Мартынов смотрел на нее, улыбаясь, и говорил:

— Прекрасно вы смеетесь, прекрасно!.. Очень заразительно вы смеетесь.

Миновали татарскую деревню в сотню стареньких домишек, с лениво разлегшимися в сторонке бурыми буйволами, с полуголыми ребятишками, с небольшими клочками виноградников, с красным полотнищем перед сельсоветом. Около этой деревни был оползень, все стремившийся завалить шоссе. Человек десять с тачками работало тут, и шоссе справа обросло широкой насыпью из черной и жирной шиферной глины.

— Вы ведь не поверите, пожалуй, как и никто не верит, что лет двадцать назад я, только что с университетской скамьи, послан был в Крым умирать от чахотки, — сказал Мартынов Галине Игнатьевне.

— Вы-ы?.. Че-пу-ху мелете!

— Не чепуху — факт!.. Но кому же хочется умирать не живши? Я занялся спортом. Я не поэт там какой-нибудь и на море нежными глазами не глядел и не вздыхал… Я, знаете ль, окунулся в него с головой и поплыл… И плавал, и пла-вал, и пла-вал, как пароход… И вот, как видите, я благополучен. И когда я вижу туберкулезного, я говорю ему: спорт… Спорт или гибель, как вам будет угодно.

— Ха-ха-ха! Я теперь тоже буду давать такие советы туберкулезным в третьей стадии.

— Ну, хотя и не в третьей, и я, разумеется, не был в третьей, а все-таки давайте. И что такое красота тела, если в нем червяк… Совсем не шутя я считал и считаю весьма корявого Геркулеса гораздо красивее, чем какой-то там Аполлон Бельведерский. А красивейшая женщина, какую я видел, — это… это, позвольте, где, уж не помню, — вообще в каком-то из «Огоньков» мне попался снимок с современной скульптуры… Стоит, понимаете ли, этакая бабища, ручищи сложила, как Наполеон, ножищи у нее слоновьи… Любую печку об нее расшибешь… Вот она, наша Венера Московская… Смеетесь? Смейтесь, вам это идет. Но все-таки я плотную икроножную мышцу предпочитаю всяческой там томности… которая походя мышьяк себе вспрыскивает да кали иодати хлещет… Вот вы врач и производите свои там операции, конечно, и приходится вам, я думаю, часто говорить своим пациенткам: «Терпи и не ори…» А такой операции, какая у нас сейчас производится над человеком, для его явной, разумеется, пользы, такой тонконогим не выдержать, нет… Колоссальнейший идет для будущего отбор, и, заметьте, только красота уцелеет.

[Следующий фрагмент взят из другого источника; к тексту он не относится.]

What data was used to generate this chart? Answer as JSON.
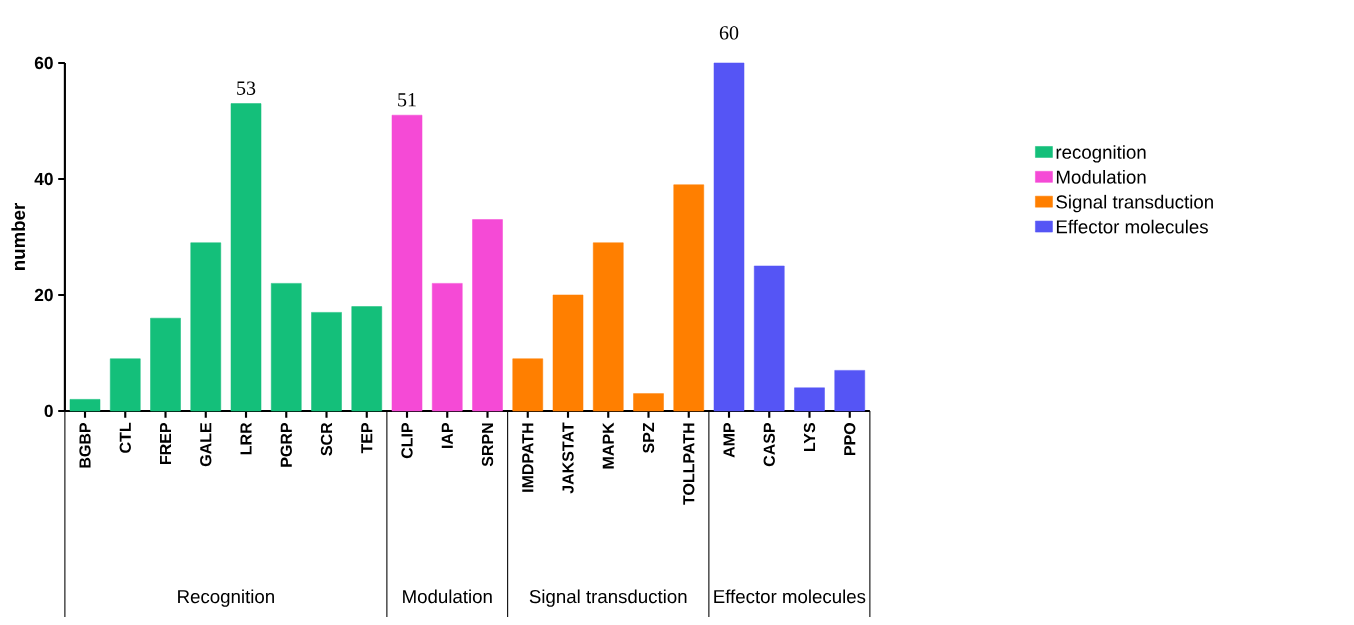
{
  "chart_data": {
    "type": "bar",
    "ylabel": "number",
    "categories": [
      "BGBP",
      "CTL",
      "FREP",
      "GALE",
      "LRR",
      "PGRP",
      "SCR",
      "TEP",
      "CLIP",
      "IAP",
      "SRPN",
      "IMDPATH",
      "JAKSTAT",
      "MAPK",
      "SPZ",
      "TOLLPATH",
      "AMP",
      "CASP",
      "LYS",
      "PPO"
    ],
    "series": [
      {
        "name": "recognition",
        "color": "#14bf7a",
        "values": [
          2,
          9,
          16,
          29,
          53,
          22,
          17,
          18,
          null,
          null,
          null,
          null,
          null,
          null,
          null,
          null,
          null,
          null,
          null,
          null
        ],
        "value_labels": [
          null,
          null,
          null,
          null,
          "53",
          null,
          null,
          null,
          null,
          null,
          null,
          null,
          null,
          null,
          null,
          null,
          null,
          null,
          null,
          null
        ]
      },
      {
        "name": "Modulation",
        "color": "#f54ad6",
        "values": [
          null,
          null,
          null,
          null,
          null,
          null,
          null,
          null,
          51,
          22,
          33,
          null,
          null,
          null,
          null,
          null,
          null,
          null,
          null,
          null
        ],
        "value_labels": [
          null,
          null,
          null,
          null,
          null,
          null,
          null,
          null,
          "51",
          null,
          null,
          null,
          null,
          null,
          null,
          null,
          null,
          null,
          null,
          null
        ]
      },
      {
        "name": "Signal transduction",
        "color": "#ff7f00",
        "values": [
          null,
          null,
          null,
          null,
          null,
          null,
          null,
          null,
          null,
          null,
          null,
          9,
          20,
          29,
          3,
          39,
          null,
          null,
          null,
          null
        ]
      },
      {
        "name": "Effector molecules",
        "color": "#5555f5",
        "values": [
          null,
          null,
          null,
          null,
          null,
          null,
          null,
          null,
          null,
          null,
          null,
          null,
          null,
          null,
          null,
          null,
          60,
          25,
          4,
          7
        ],
        "value_labels": [
          null,
          null,
          null,
          null,
          null,
          null,
          null,
          null,
          null,
          null,
          null,
          null,
          null,
          null,
          null,
          null,
          "60",
          null,
          null,
          null
        ]
      }
    ],
    "annotations": [
      "Recognition",
      "Modulation",
      "Signal transduction",
      "Effector molecules"
    ],
    "ylim": [
      0,
      60
    ],
    "yticks": [
      0,
      20,
      40,
      60
    ],
    "grid": false,
    "legend": "right"
  }
}
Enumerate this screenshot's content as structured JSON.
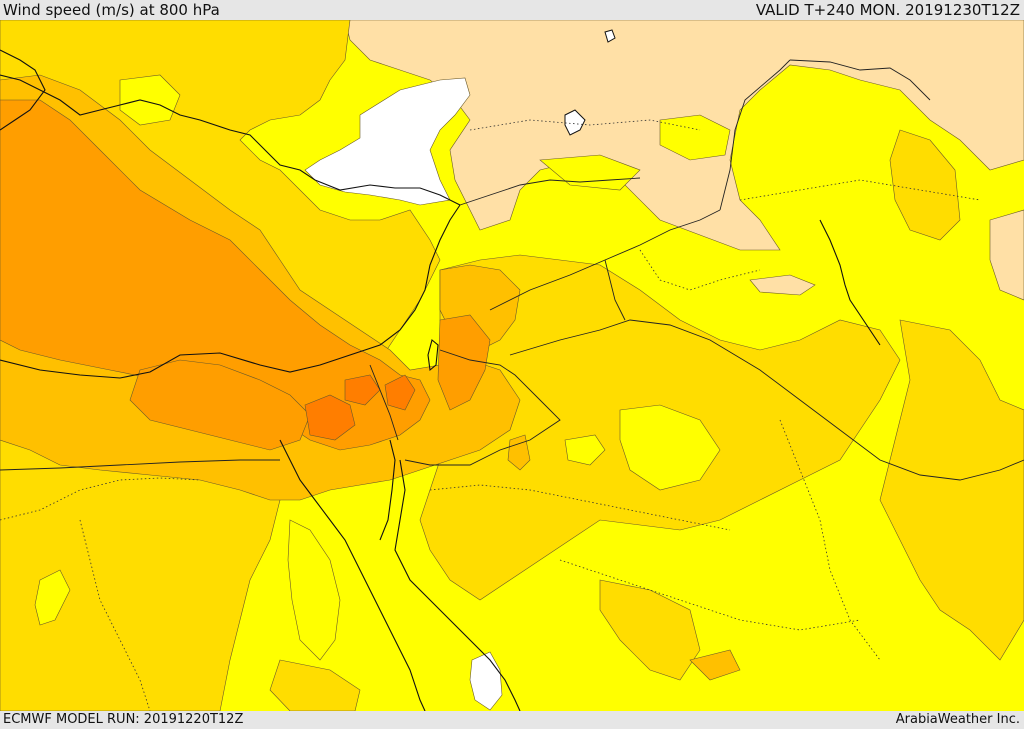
{
  "header": {
    "title": "Wind speed (m/s) at 800 hPa",
    "valid": "VALID T+240 MON. 20191230T12Z"
  },
  "footer": {
    "model_run": "ECMWF MODEL RUN: 20191220T12Z",
    "credit": "ArabiaWeather Inc."
  },
  "map": {
    "field": "wind-speed",
    "level": "800 hPa",
    "colors": {
      "calm": "#ffffff",
      "light": "#ffe0a6",
      "moderate": "#ffff00",
      "fresh": "#ffdd00",
      "strong": "#ffc000",
      "stronger": "#ff9e00",
      "strongest": "#ff7e00"
    }
  }
}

То есть сила, выносливость… то есть неутомимость, вот что… То есть скорее всякая там неуклюжесть, косолапость, только ни в коем случае не тонконогость, которая неминуемо должна будет погибнуть и погибнет.

— Дуня! — живо обернулся Митрофан назад. — У тебя как там насчет ног происходит?

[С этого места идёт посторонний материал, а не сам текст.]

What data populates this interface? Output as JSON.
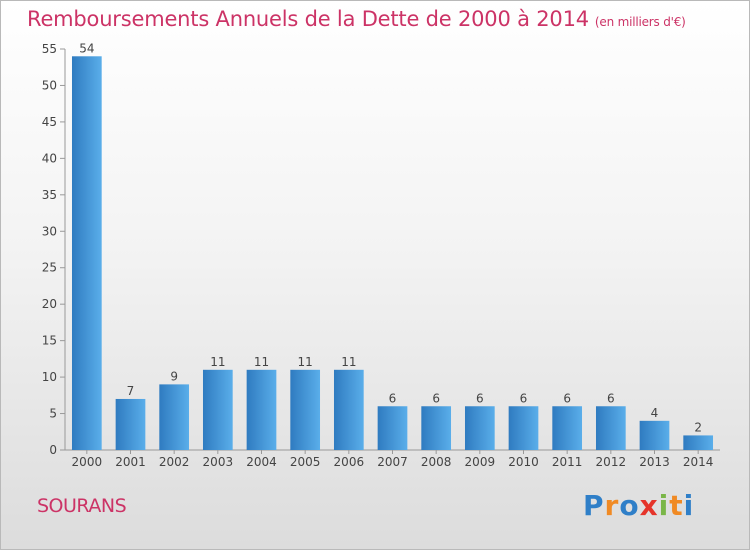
{
  "header": {
    "title": "Remboursements Annuels de la Dette de 2000 à 2014",
    "unit": "(en milliers d'€)"
  },
  "footer": {
    "town": "SOURANS",
    "logo": {
      "letters": [
        {
          "ch": "P",
          "color": "#2f7fc8"
        },
        {
          "ch": "r",
          "color": "#f08a24"
        },
        {
          "ch": "o",
          "color": "#2f7fc8"
        },
        {
          "ch": "x",
          "color": "#e5342a"
        },
        {
          "ch": "i",
          "color": "#7ab648"
        },
        {
          "ch": "t",
          "color": "#f08a24"
        },
        {
          "ch": "i",
          "color": "#2f7fc8"
        }
      ]
    }
  },
  "chart_data": {
    "type": "bar",
    "categories": [
      "2000",
      "2001",
      "2002",
      "2003",
      "2004",
      "2005",
      "2006",
      "2007",
      "2008",
      "2009",
      "2010",
      "2011",
      "2012",
      "2013",
      "2014"
    ],
    "values": [
      54,
      7,
      9,
      11,
      11,
      11,
      11,
      6,
      6,
      6,
      6,
      6,
      6,
      4,
      2
    ],
    "data_labels": [
      "54",
      "7",
      "9",
      "11",
      "11",
      "11",
      "11",
      "6",
      "6",
      "6",
      "6",
      "6",
      "6",
      "4",
      "2"
    ],
    "ylim": [
      0,
      55
    ],
    "yticks": [
      0,
      5,
      10,
      15,
      20,
      25,
      30,
      35,
      40,
      45,
      50,
      55
    ],
    "grid": false,
    "colors": {
      "bar_light": "#5aaeea",
      "bar_dark": "#2f7bc0",
      "axis": "#999999"
    }
  }
}
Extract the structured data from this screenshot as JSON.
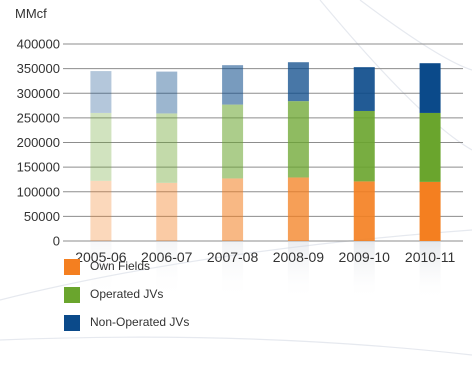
{
  "colors": {
    "own_fields": "#f47f20",
    "operated_jvs": "#6aa52d",
    "non_operated_jvs": "#0b4a8a"
  },
  "chart_data": {
    "type": "bar",
    "stacked": true,
    "ylabel": "MMcf",
    "ylim": [
      0,
      400000
    ],
    "yticks": [
      "400000",
      "350000",
      "300000",
      "250000",
      "200000",
      "150000",
      "100000",
      "50000",
      "0"
    ],
    "grid": true,
    "legend_position": "bottom-left",
    "categories": [
      "2005-06",
      "2006-07",
      "2007-08",
      "2008-09",
      "2009-10",
      "2010-11"
    ],
    "category_opacity": [
      0.3,
      0.4,
      0.55,
      0.75,
      0.9,
      1.0
    ],
    "series": [
      {
        "name": "Own Fields",
        "color": "#f47f20",
        "values": [
          122000,
          118000,
          127000,
          129000,
          121000,
          120000
        ]
      },
      {
        "name": "Operated JVs",
        "color": "#6aa52d",
        "values": [
          138000,
          141000,
          150000,
          155000,
          143000,
          140000
        ]
      },
      {
        "name": "Non-Operated JVs",
        "color": "#0b4a8a",
        "values": [
          85000,
          85000,
          80000,
          79000,
          89000,
          101000
        ]
      }
    ]
  }
}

— А ты не видал? — отвернулась Дуня.

— Да я как-то не разглядел.

— Ну, придет время, гляди лучше.

И Дуня сделала сердитое лицо.

Шоссе в этом, насквозь пронизанном солнцем молодом дубовом лесу, кое-где освободившем для лугов небольшие поляны, взбиралось кверху совершенно невообразимыми петлями, почти восьмерками. Машина поднималась по ним осторожно и медленно. Сирена ее почти безостановочно гудела. То и дело попадались встречные легковые машины и грузовики, и дубовый лес кругом наполнялся этим тревожным завыванием сирен.

Когда-то сделанное для лошадиной тяги шоссе теперь выпрямляли, разматывали петли. Вырубались и вывозились деревья, делались большие выемки.

Показалась и такая партия землекопов, — все юнцы, лет по семнадцати, обнаженные по пояс: делали подбои кирками в одном сильно каменистом месте, а немного дальше — другая партия — девочки того же возраста, в купальных костюмах. Они работали строго, только глянули исподлобья на старенький фиат.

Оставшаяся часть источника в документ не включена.